Action Classification from Still Images

As a final project in the Computer Vision course at my college with Prof Marwan Torki, we used Pascal Voc 2010 Action Classification. This project excited me to learn more about machine learning and computer vision in specific. Since that project machine learning became a hobby to me and Kaggle platform made my life easier to learn new techniques from contests.

Problem Description

We were asked to create a model that can successfully classify actions in still images, this was challenging as in still images it is hard to detect if a passenger is walking or not.

But based on our approach (dense sift features with PCA and Random forest) we achieved an accuracy of 76%.

Of course, now convolutional neural networks ca achieves much higher results.

Technical Aspects

At summer 2013, deep learning was not used heavily used in image classification tasks and needs lot of training data and powerful resources and I had knowledge in the feature extraction from images and model creation

Along with my team colleague Omar Sourour, we made a literature review tried too many features before reaching our best score.
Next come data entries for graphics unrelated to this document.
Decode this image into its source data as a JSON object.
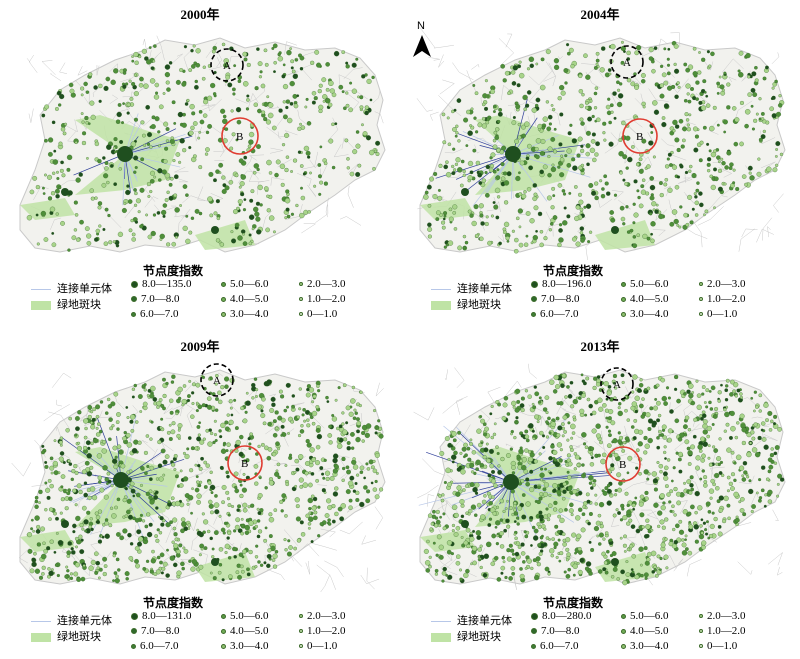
{
  "colors": {
    "background": "#ffffff",
    "boundary": "#c9c9c9",
    "land": "#f2f2ee",
    "connection_line": "#b7c7e8",
    "connection_line_dark": "#2f3f9a",
    "green_patch": "#bfe3a5",
    "node_dark": "#1f4f1f",
    "node_mid": "#4f8f3a",
    "node_light": "#a8d48a",
    "circle_a": "#000000",
    "circle_b": "#e03c31"
  },
  "north_arrow": {
    "label": "N",
    "icon": "north-arrow-icon"
  },
  "panels": [
    {
      "year": "2000年",
      "legend": {
        "title": "节点度指数",
        "line_label": "连接单元体",
        "patch_label": "绿地斑块",
        "classes": [
          "8.0—135.0",
          "7.0—8.0",
          "6.0—7.0",
          "5.0—6.0",
          "4.0—5.0",
          "3.0—4.0",
          "2.0—3.0",
          "1.0—2.0",
          "0—1.0"
        ]
      },
      "circle_a_label": "A",
      "circle_b_label": "B"
    },
    {
      "year": "2004年",
      "legend": {
        "title": "节点度指数",
        "line_label": "连接单元体",
        "patch_label": "绿地斑块",
        "classes": [
          "8.0—196.0",
          "7.0—8.0",
          "6.0—7.0",
          "5.0—6.0",
          "4.0—5.0",
          "3.0—4.0",
          "2.0—3.0",
          "1.0—2.0",
          "0—1.0"
        ]
      },
      "circle_a_label": "A",
      "circle_b_label": "B"
    },
    {
      "year": "2009年",
      "legend": {
        "title": "节点度指数",
        "line_label": "连接单元体",
        "patch_label": "绿地斑块",
        "classes": [
          "8.0—131.0",
          "7.0—8.0",
          "6.0—7.0",
          "5.0—6.0",
          "4.0—5.0",
          "3.0—4.0",
          "2.0—3.0",
          "1.0—2.0",
          "0—1.0"
        ]
      },
      "circle_a_label": "A",
      "circle_b_label": "B"
    },
    {
      "year": "2013年",
      "legend": {
        "title": "节点度指数",
        "line_label": "连接单元体",
        "patch_label": "绿地斑块",
        "classes": [
          "8.0—280.0",
          "7.0—8.0",
          "6.0—7.0",
          "5.0—6.0",
          "4.0—5.0",
          "3.0—4.0",
          "2.0—3.0",
          "1.0—2.0",
          "0—1.0"
        ]
      },
      "circle_a_label": "A",
      "circle_b_label": "B"
    }
  ]
}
We used MATLAB at that time parallel toolbox and image toolboxes were making our life easier the only drawback was to edit/write c mex files for some libraries that didn’t exist in MATLAB like random forest.

Our model was based on what our literature review and online resources, so we used SIFT to extract KeyPoint features from input images, each image was divided into a set of grids and KeyPoint pixels were extracted from these grids giving us a large set of features RGB for each KeyPoint extracted.

Then we reduced the dimensions of the extracted features using PCA.

The principal components were then fed to random forest classifier and trained using MATLAB.

We used parallel toolbox to extract sift features from input images in parallel.

This project gave me the boost and the excitement I need to learn more about the machine learning, it was awesome to make the computer predict human pose or action from images.